The bioinformatic analysis of mNGS showed that SARS-CoV-2 infection still occurred commonly in hospitalized patients, perhaps causing severe pneumonia in patients with underlying diseases such as diabetes mellitus. SARS-CoV-2 lineages showed slight distance in the evolutionary branches and no significant evidence in the severity of pneumonia. Potential pathogens detected by mNGS may lead to complex infections, obliging early intervention. The diagnostic capability of mNGS in detecting coinfections makes it particularly valuable for determining causative pathogens in cases of undetermined etiology.

Strengths and limitations

The application of metagenomic next-generation sequencing (mNGS) in clinical laboratories facilitated the analysis of co-infective pathogens, a task that was challenging for conventional laboratory methods. It provided more complete infection patterns of COVID-19 patients, especially the individuals with complex underlying conditions. The findings of this study have to be seen in light of two limitations.
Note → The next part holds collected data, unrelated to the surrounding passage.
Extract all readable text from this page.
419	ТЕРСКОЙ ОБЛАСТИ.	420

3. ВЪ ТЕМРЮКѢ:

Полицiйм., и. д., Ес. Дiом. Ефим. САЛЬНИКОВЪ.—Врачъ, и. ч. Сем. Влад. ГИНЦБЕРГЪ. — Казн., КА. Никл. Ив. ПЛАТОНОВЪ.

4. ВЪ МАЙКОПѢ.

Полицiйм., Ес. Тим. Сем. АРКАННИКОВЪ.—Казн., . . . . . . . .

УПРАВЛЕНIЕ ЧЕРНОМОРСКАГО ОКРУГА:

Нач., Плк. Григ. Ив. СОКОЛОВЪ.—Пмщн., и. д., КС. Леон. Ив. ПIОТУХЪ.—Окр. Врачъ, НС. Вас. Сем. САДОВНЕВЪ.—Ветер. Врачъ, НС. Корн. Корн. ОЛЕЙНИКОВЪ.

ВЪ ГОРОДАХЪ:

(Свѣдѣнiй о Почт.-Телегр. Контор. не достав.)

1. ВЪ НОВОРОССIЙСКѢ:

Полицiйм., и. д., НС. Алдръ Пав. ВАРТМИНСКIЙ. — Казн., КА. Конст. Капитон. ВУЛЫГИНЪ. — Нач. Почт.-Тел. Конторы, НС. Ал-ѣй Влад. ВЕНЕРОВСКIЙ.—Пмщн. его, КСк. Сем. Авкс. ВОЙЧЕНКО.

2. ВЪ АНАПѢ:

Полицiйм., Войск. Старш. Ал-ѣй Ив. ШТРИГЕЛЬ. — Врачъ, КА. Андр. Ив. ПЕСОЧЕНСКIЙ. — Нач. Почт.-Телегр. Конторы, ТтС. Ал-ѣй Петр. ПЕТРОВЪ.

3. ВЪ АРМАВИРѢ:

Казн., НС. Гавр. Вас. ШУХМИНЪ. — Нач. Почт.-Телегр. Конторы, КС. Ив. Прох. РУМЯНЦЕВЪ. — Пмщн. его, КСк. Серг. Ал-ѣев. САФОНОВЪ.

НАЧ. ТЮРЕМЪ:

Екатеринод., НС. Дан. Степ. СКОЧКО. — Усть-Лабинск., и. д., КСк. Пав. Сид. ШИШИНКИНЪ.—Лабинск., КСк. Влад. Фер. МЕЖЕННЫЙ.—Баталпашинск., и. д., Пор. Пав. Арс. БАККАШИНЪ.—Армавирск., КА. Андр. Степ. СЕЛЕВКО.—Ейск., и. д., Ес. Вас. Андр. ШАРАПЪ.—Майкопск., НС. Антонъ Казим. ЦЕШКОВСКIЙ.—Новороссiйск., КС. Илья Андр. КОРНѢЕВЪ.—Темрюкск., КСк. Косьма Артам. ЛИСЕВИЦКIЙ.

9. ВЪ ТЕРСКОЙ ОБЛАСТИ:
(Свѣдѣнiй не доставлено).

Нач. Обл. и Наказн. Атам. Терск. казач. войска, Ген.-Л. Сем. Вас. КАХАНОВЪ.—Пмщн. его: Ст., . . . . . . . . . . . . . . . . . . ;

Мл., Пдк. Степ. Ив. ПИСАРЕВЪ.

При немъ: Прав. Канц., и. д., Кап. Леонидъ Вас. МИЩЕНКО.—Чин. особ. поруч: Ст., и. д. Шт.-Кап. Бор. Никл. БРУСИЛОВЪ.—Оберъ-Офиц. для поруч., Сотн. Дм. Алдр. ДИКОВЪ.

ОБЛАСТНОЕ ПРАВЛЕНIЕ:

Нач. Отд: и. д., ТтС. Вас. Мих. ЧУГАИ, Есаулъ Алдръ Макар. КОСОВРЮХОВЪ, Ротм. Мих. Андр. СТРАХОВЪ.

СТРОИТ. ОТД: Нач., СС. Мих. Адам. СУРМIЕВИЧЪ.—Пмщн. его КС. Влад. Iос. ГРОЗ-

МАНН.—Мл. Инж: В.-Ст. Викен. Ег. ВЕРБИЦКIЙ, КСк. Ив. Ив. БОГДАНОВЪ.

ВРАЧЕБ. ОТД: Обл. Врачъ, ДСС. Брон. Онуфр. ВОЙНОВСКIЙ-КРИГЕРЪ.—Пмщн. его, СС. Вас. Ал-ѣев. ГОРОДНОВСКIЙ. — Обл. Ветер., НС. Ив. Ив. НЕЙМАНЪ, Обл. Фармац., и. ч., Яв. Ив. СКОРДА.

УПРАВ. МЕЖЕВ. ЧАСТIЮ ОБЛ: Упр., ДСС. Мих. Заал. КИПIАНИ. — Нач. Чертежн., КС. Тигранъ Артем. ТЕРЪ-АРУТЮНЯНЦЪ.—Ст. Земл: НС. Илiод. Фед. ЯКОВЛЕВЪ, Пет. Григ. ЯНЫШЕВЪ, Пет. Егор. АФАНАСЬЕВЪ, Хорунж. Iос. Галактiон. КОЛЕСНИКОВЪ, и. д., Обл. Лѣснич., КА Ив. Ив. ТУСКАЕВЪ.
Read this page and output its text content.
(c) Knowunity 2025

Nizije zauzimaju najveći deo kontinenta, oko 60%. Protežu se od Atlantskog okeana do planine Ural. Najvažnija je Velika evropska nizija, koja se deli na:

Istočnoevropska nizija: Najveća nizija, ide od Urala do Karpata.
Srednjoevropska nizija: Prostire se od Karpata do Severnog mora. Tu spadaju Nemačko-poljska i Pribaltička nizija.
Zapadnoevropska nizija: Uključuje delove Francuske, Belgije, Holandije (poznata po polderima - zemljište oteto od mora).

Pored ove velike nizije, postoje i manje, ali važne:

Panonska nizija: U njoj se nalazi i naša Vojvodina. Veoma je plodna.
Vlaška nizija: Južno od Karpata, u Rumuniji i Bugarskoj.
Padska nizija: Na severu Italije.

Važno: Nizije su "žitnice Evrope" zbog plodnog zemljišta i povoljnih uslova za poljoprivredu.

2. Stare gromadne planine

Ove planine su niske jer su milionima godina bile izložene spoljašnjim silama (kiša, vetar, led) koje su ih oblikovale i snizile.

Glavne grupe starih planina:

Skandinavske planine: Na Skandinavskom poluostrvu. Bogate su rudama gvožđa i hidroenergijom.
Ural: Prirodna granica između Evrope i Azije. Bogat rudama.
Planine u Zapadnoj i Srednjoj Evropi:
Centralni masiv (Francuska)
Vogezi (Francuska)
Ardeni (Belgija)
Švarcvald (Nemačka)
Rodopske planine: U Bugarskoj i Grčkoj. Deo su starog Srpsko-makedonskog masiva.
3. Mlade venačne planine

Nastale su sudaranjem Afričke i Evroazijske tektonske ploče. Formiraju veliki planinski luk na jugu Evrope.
First, mNGS was not a routine laboratory examination and was recommended only for patients with complex conditions; as a result, data on mild cases were limited in our study. Secondly, the outcomes of these patients were more significantly influenced by underlying diseases, particularly malignancies and immunosuppression. In the future, we would conduct more bioinformatics analysis and to explore the application of mNGS in more infection styles.